Histoire du stockage en cavité saline
L’exploitation des gisement salifères pour la production du sel a débuté depuis un millénaire alors que l’utilisation des cavités de dissolution dans le sel remonte seulement à cinq ou six décennies. Le stockage de produits liquides ou gazeux a commencé pendant la deuxième guerre mondiale au début des années 40 au Canada. Le stockage des hydrocarbures légers comme les GPL se développe rapidement dans les années 50 en Amérique du Nord et en Europe. L’élimination des déchets dans les cavités salines a été initialisé en coopération avec les industries qui utilisaient la saumure produite par la création des cavités comme matière première. Bien qu’aujourd’hui un grand nombre de déchets sont éliminés dans des cavités salines, le stockage des déchets de risque comme les déchets radioactifs provoque des oppositions locales.
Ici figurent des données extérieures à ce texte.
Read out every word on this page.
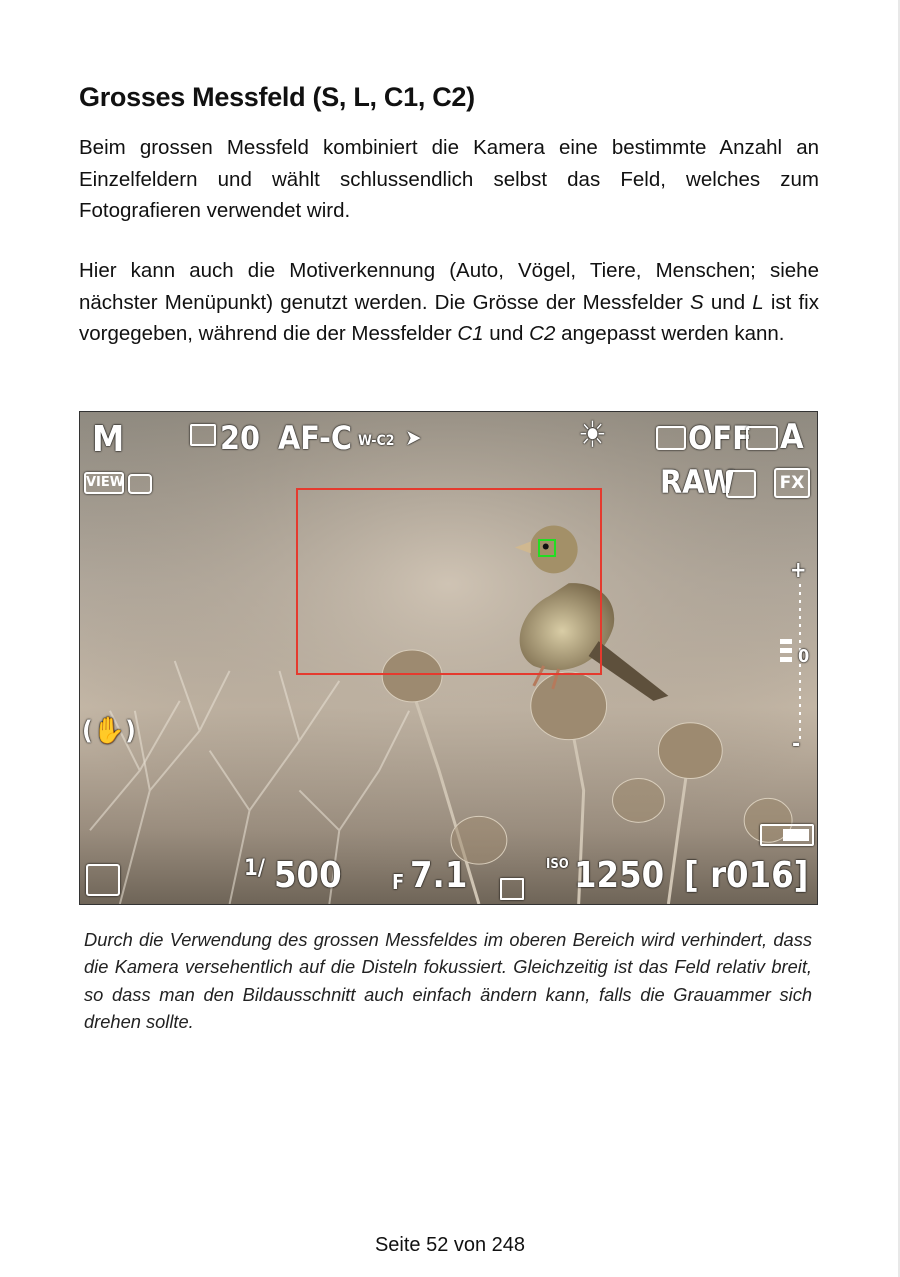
Grosses Messfeld (S, L, C1, C2)

Beim grossen Messfeld kombiniert die Kamera eine bestimmte Anzahl an Einzelfeldern und wählt schlussendlich selbst das Feld, welches zum Fotografieren verwendet wird.

Hier kann auch die Motiverkennung (Auto, Vögel, Tiere, Menschen; siehe nächster Menüpunkt) genutzt werden. Die Grösse der Messfelder S und L ist fix vorgegeben, während die der Messfelder C1 und C2 angepasst werden kann.

M	20 AF-C W-C2 ➤	☀	OFF A
VIEW	RAW	FX
+
0
-
(✋)
1/ 500	F 7.1	ISO 1250 [ r016]

Durch die Verwendung des grossen Messfeldes im oberen Bereich wird verhindert, dass die Kamera versehentlich auf die Disteln fokussiert. Gleichzeitig ist das Feld relativ breit, so dass man den Bildausschnitt auch einfach ändern kann, falls die Grauammer sich drehen sollte.

Seite 52 von 248
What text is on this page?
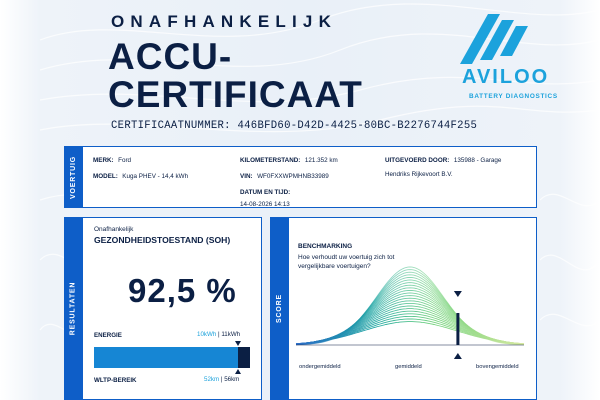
ONAFHANKELIJK
ACCU-
CERTIFICAAT
CERTIFICAATNUMMER: 446BFD60-D42D-4425-80BC-B2276744F255
AVILOO
BATTERY DIAGNOSTICS
VOERTUIG	MERK: Ford
MODEL: Kuga PHEV - 14,4 kWh
KILOMETERSTAND: 121.352 km
VIN: WF0FXXWPMHNB33989
DATUM EN TIJD:
14-08-2026 14:13
UITGEVOERD DOOR: 135988 - Garage
Hendriks Rijkevoort B.V.
RESULTATEN
Onafhankelijk
GEZONDHEIDSTOESTAND (SOH)
92,5 %
ENERGIE	10kWh | 11kWh
WLTP-BEREIK	52km | 56km
SCORE
BENCHMARKING
Hoe verhoudt uw voertuig zich tot vergelijkbare voertuigen?
ondergemiddeld	gemiddeld	bovengemiddeld
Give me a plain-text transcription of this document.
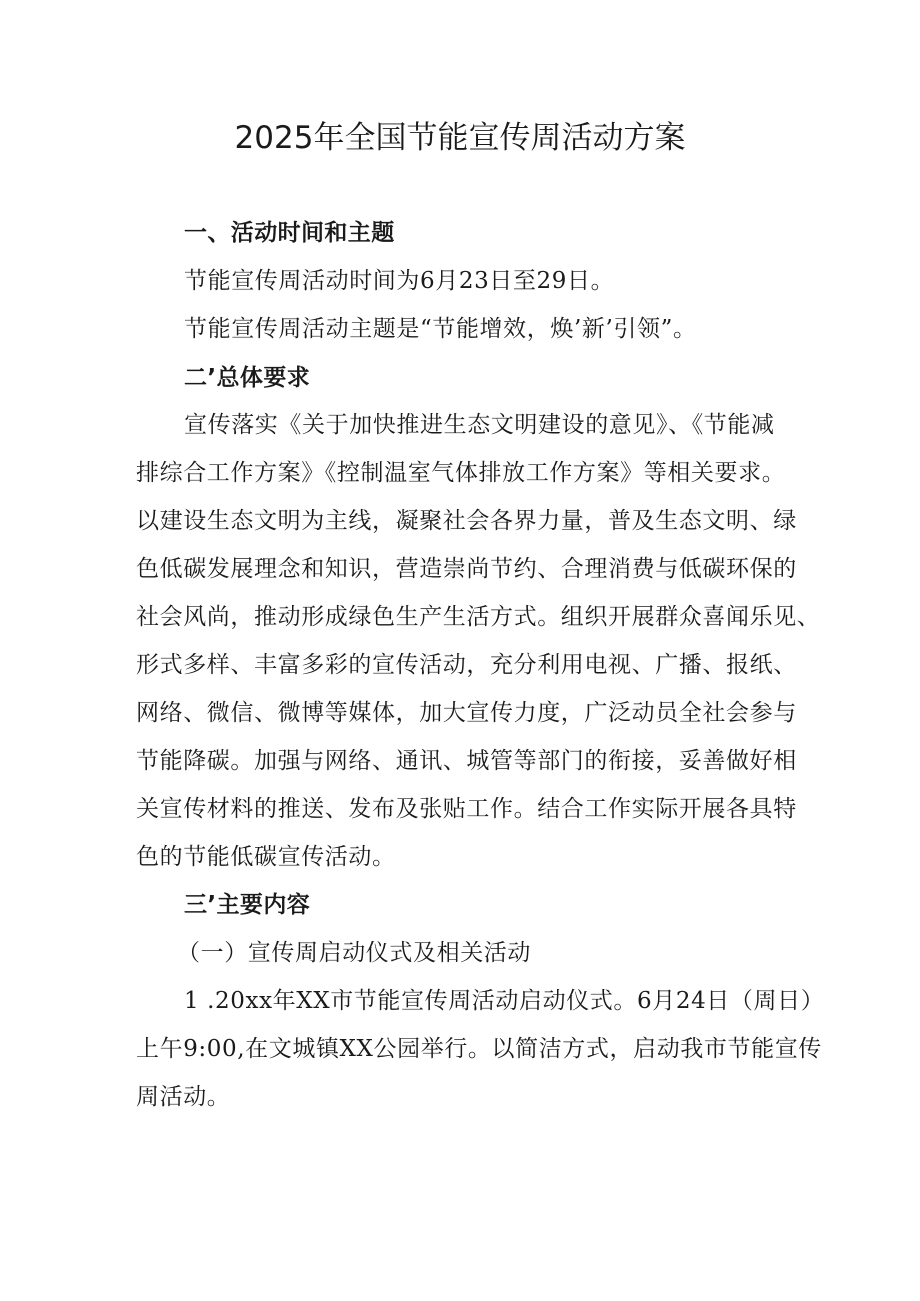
2025年全国节能宣传周活动方案
一、活动时间和主题
节能宣传周活动时间为6月23日至29日。
节能宣传周活动主题是“节能增效，焕’新’引领”。
二’总体要求
宣传落实《关于加快推进生态文明建设的意见》、《节能减
排综合工作方案》《控制温室气体排放工作方案》等相关要求。
以建设生态文明为主线，凝聚社会各界力量，普及生态文明、绿
色低碳发展理念和知识，营造崇尚节约、合理消费与低碳环保的
社会风尚，推动形成绿色生产生活方式。组织开展群众喜闻乐见、
形式多样、丰富多彩的宣传活动，充分利用电视、广播、报纸、
网络、微信、微博等媒体，加大宣传力度，广泛动员全社会参与
节能降碳。加强与网络、通讯、城管等部门的衔接，妥善做好相
关宣传材料的推送、发布及张贴工作。结合工作实际开展各具特
色的节能低碳宣传活动。
三’主要内容
（一）宣传周启动仪式及相关活动
1 .20xx年XX市节能宣传周活动启动仪式。6月24日（周日）
上午9:00,在文城镇XX公园举行。以简洁方式，启动我市节能宣传
周活动。
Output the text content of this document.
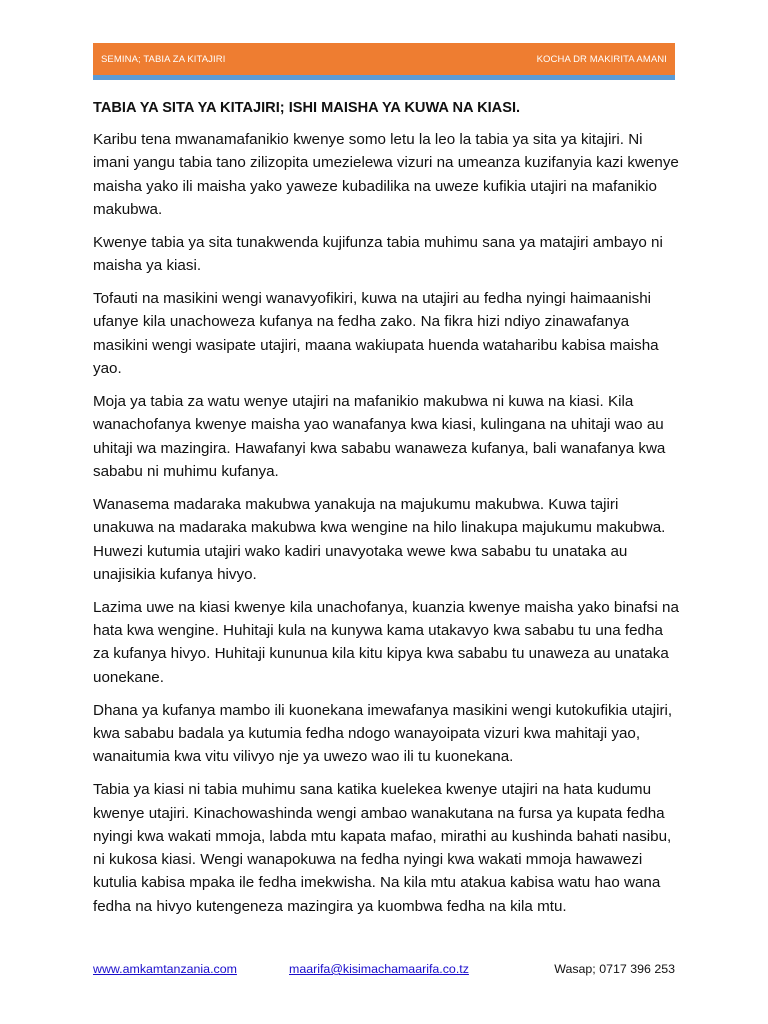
SEMINA; TABIA ZA KITAJIRI	KOCHA DR MAKIRITA AMANI
TABIA YA SITA YA KITAJIRI; ISHI MAISHA YA KUWA NA KIASI.

Karibu tena mwanamafanikio kwenye somo letu la leo la tabia ya sita ya kitajiri. Ni imani yangu tabia tano zilizopita umezielewa vizuri na umeanza kuzifanyia kazi kwenye maisha yako ili maisha yako yaweze kubadilika na uweze kufikia utajiri na mafanikio makubwa.

Kwenye tabia ya sita tunakwenda kujifunza tabia muhimu sana ya matajiri ambayo ni maisha ya kiasi.

Tofauti na masikini wengi wanavyofikiri, kuwa na utajiri au fedha nyingi haimaanishi ufanye kila unachoweza kufanya na fedha zako. Na fikra hizi ndiyo zinawafanya masikini wengi wasipate utajiri, maana wakiupata huenda wataharibu kabisa maisha yao.

Moja ya tabia za watu wenye utajiri na mafanikio makubwa ni kuwa na kiasi. Kila wanachofanya kwenye maisha yao wanafanya kwa kiasi, kulingana na uhitaji wao au uhitaji wa mazingira. Hawafanyi kwa sababu wanaweza kufanya, bali wanafanya kwa sababu ni muhimu kufanya.

Wanasema madaraka makubwa yanakuja na majukumu makubwa. Kuwa tajiri unakuwa na madaraka makubwa kwa wengine na hilo linakupa majukumu makubwa. Huwezi kutumia utajiri wako kadiri unavyotaka wewe kwa sababu tu unataka au unajisikia kufanya hivyo.

Lazima uwe na kiasi kwenye kila unachofanya, kuanzia kwenye maisha yako binafsi na hata kwa wengine. Huhitaji kula na kunywa kama utakavyo kwa sababu tu una fedha za kufanya hivyo. Huhitaji kununua kila kitu kipya kwa sababu tu unaweza au unataka uonekane.

Dhana ya kufanya mambo ili kuonekana imewafanya masikini wengi kutokufikia utajiri, kwa sababu badala ya kutumia fedha ndogo wanayoipata vizuri kwa mahitaji yao, wanaitumia kwa vitu vilivyo nje ya uwezo wao ili tu kuonekana.

Tabia ya kiasi ni tabia muhimu sana katika kuelekea kwenye utajiri na hata kudumu kwenye utajiri. Kinachowashinda wengi ambao wanakutana na fursa ya kupata fedha nyingi kwa wakati mmoja, labda mtu kapata mafao, mirathi au kushinda bahati nasibu, ni kukosa kiasi. Wengi wanapokuwa na fedha nyingi kwa wakati mmoja hawawezi kutulia kabisa mpaka ile fedha imekwisha. Na kila mtu atakua kabisa watu hao wana fedha na hivyo kutengeneza mazingira ya kuombwa fedha na kila mtu.

www.amkamtanzania.com	maarifa@kisimachamaarifa.co.tz	Wasap; 0717 396 253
Principe de création d’une cavité saline
Le principe de création d’une cavité saline est l’injection d’eau douce dans une couche de sel qui se dissout progressivement. Cette opération s’effectue dans un forage de type pétrolier par l’intermédiaire de deux tubes concentriques. Les formations salifères se présentent en couches plus ou moins épaisses, pouvant atteindre ou dépasser le millier de mètres, et en dômes d’extension verticale souvent très importante. Les cavités de stockage sont, en général, creusées dans le sel gemme en raison de :
– son abondance en épaisseur suffisante pour y creuser des cavités de grandes dimensions,
– sa bonne solubilité dans l’eau qui facilite le creusement des cavités par dissolution,nécessitant beaucoup moins de main d’oeuvre et d’équipement lourd par rapport aux techniques classiques de creusement minier,
– sa porosité très petite et sa perméabilité très faible qui garantissent l’étanchéité des cavités de stockage de fluides non mouillants tel que le gaz et les hydrocarbures,
– sa bonne tenue mécanique, résistance à la compression en particulier.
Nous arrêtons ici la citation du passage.